My Joy
Il fato non è amico di Georgy. Fin dai primi anni di vita. Noi lo troviamo mentre, giovane camionista, è in viaggio per la Russia verso un luogo non definito. Ma perde la strada. Viene fermato da un poliziotto corrotto per un controllo, dà un passaggio a un veterano della Seconda guerra mondiale che gli racconta il suo rientro dal fronte, si trova poi intrappolato in un ingorgo ed è aiutato da una giovanissima prostituta che si offre di condurlo verso un villaggio. Rimasto solo, Georgy, di notte, si ritrova in un nulla di boschi e stradine. Incontra una misteriosa zingara e due individui non proprio affidabili che lo invitano a un pasto attorno a un fuoco. C’è da dirlo? Non andrà proprio bene per Georgy ed è qui che lo spettatore è preso per mano dal regista che gli fa compiere un viaggio a ritroso. Vediamo due soldati che, di ritorno dalla guerra, uccidono con efferatezza un insegnante vedovo con un figlio. Poi ancora un salto e ritroveremo il protagonista, irriconoscibile e muto.
Un passato da documentarista, il bielorusso (cresciuto in Ucraina) Sergei Loznitsa, che abita e lavora per lo più in Germania, qui è al suo esordio in un lungometraggio di fiction ed è folgorante. Con una gelida precisione documentaristica, con un girato asciutto ed essenziale, che nulla aggiunge in sovrastrutture, Loznitsa traccia, attraverso la vicenda di un uomo sperduto, la parabola di una Russia lasciata a se stessa, alla deriva. Così come il viaggio di Georgy è verso il nulla, in un difficile recupero delle tracce della civiltà che lo conducano fuori dalla campagna, in cui pare vigere la legge della sopravvivenza del più forte, così è la situazione del suo Paese, che in fretta si estende a una visione generale del mondo, in cui le tracce della civiltà paiono irrimediabilmente perse, in uno smarrimento di senso e direzione. La follia è in agguato, il lato oscuro in noi pronto a guizzare fuori, la violenza è l’unico ponte temporale.

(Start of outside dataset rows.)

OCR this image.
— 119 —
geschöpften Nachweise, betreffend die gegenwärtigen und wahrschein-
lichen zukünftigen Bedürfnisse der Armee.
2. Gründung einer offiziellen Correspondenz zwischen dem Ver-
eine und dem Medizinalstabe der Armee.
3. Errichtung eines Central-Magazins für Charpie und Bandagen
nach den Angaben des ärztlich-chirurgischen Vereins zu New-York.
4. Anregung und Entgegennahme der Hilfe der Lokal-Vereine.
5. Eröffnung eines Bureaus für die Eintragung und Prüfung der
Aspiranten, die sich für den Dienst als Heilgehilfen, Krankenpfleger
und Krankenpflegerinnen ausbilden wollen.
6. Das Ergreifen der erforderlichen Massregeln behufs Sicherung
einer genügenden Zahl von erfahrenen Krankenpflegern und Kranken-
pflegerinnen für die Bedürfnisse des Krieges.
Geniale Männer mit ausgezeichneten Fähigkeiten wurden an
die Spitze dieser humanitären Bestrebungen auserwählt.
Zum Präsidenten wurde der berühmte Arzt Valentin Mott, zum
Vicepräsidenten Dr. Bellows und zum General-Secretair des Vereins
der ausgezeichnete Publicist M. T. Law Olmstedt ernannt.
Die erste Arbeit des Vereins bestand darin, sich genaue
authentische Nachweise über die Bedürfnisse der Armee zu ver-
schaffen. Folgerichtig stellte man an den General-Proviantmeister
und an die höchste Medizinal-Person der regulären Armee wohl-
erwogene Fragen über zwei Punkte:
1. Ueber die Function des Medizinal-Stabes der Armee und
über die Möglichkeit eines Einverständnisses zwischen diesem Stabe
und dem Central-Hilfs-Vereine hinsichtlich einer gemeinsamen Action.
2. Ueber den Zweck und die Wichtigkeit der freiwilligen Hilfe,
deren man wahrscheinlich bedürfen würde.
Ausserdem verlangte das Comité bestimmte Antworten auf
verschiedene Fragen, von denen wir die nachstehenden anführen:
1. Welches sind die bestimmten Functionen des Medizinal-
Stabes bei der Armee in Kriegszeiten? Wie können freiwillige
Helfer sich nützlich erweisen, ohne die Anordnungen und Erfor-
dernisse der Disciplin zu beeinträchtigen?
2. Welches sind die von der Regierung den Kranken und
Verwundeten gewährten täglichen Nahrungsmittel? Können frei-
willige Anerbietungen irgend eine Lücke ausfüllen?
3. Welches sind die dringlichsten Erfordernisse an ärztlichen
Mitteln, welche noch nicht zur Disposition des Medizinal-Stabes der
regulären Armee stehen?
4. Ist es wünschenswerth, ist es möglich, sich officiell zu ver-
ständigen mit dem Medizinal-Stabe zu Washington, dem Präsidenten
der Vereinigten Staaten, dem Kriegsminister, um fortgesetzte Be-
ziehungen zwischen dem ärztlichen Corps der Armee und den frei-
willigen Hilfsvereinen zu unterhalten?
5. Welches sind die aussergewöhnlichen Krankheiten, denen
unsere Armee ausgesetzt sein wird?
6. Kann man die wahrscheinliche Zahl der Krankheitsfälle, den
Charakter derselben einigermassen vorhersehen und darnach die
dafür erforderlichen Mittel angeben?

Una visione pessimista e nichilista, che annienta ogni afflato, ogni tentativo di ribellione. Georgy è colui “che gli dei non amano”, che fin da piccolo pare nato con un marchio sbagliato di fabbrica, innocente condotto al macello della vita, nato sul lato errato del fiume. Un rapporto causa effetto da cui non è possibile sfuggire, non serve ribellarsi, lottare o, anche, non fare nulla: il destino avverso è in agguato, il passato ritorna e ti bracca. La sensazione è che, nella vita, entrambe le rive siano sbagliate, perché, come Loznitsa fa intendere, non vi è un senso, solo un intrico di strade che non portano a nulla, non indicano alcuna direzione, un labirinto in cui tutto si ripete e ripropone, senza orizzonti. Faticoso da seguire, in questa follia spazio temporale, è un mosaico da ricomporre, spiazzante, a tratti delirante: il viaggio però vale (forse) la pena.

La frase: "Quella non è una strada, è una direzione. Non porta in alcun luogo. È una strada morta".